Being from Sweden, I wonder if Peter Morén, Bjorn Yttling, and John Erikkson knew that arranging their first names in that order would create an acronym similar to that of a popular sandwich. I like to think that they did, mostly because “Writer’s Block” is, at times, home to a strange sense of humor and irony. And so, henceforth, I will refer to the group as PB&J.
“Amsterdam” is a fantastic thing to behold, a shapeshifting tune crafted from various influences that never resonate enough to be predictable. The verses are positively twee, with its silly toy flute (that only gets a little bit annoying) and its catchy, upbeat melody.
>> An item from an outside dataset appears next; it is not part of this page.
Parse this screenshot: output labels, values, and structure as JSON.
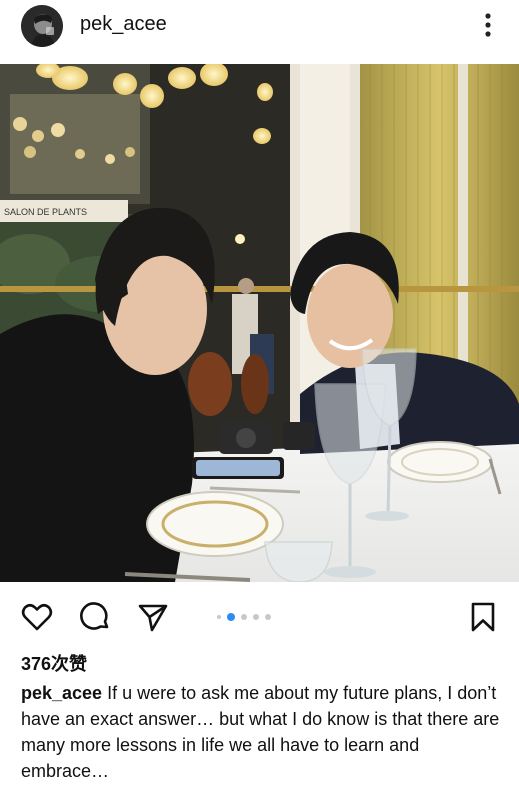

But the verse soon breaks into a pre-chorus reminiscent of the Shins, followed by a Flaming Lips-esque chorus. Here, vocal interplay is the name of the game; the voices of the three songwriters alternate, sometimes taking the helm, sometimes embellishing the melody with some spot-on harmonies, sometimes taking to the sidelines. And while this variety of elements would normally render the song a quilt composed of mismatching cloth, PB&J not only hide the seams, but make you doubt that they’re really there at all.
The most pleasant surprise of all, however, is the tenuous relationship between the song’s instrumentation and its lyrics. The tune itself may be carefree enough, but a closer look reveals the song to be a narrative of a traveler, lonely without a lover with whom to share the journey. The pre-chorus waxes forlorn with, “Oh, it’s some kind of stupid rule / that you can’t ignore / oh, it’s some kind of natural fact / sometimes you’re just left to be alone,” before a chorus celebrates that old-fashioned, Amsterdam ennui.
If there’s any fault with “Amsterdam”, it’s the song’s novelty. PB&J’s strongest suite is it’s ability to catch the listener unaware, but it goes without saying that the listener can only be caught unaware so many times. Let’s just say that you’re not going to scratch the vinyl off your “Amsterdam” 7-inch but, in the end, it’s for the better, because each time you feel like pulling it out of its sleeve and lay the needle down, it will sound as crisp and inventive as it did the first time.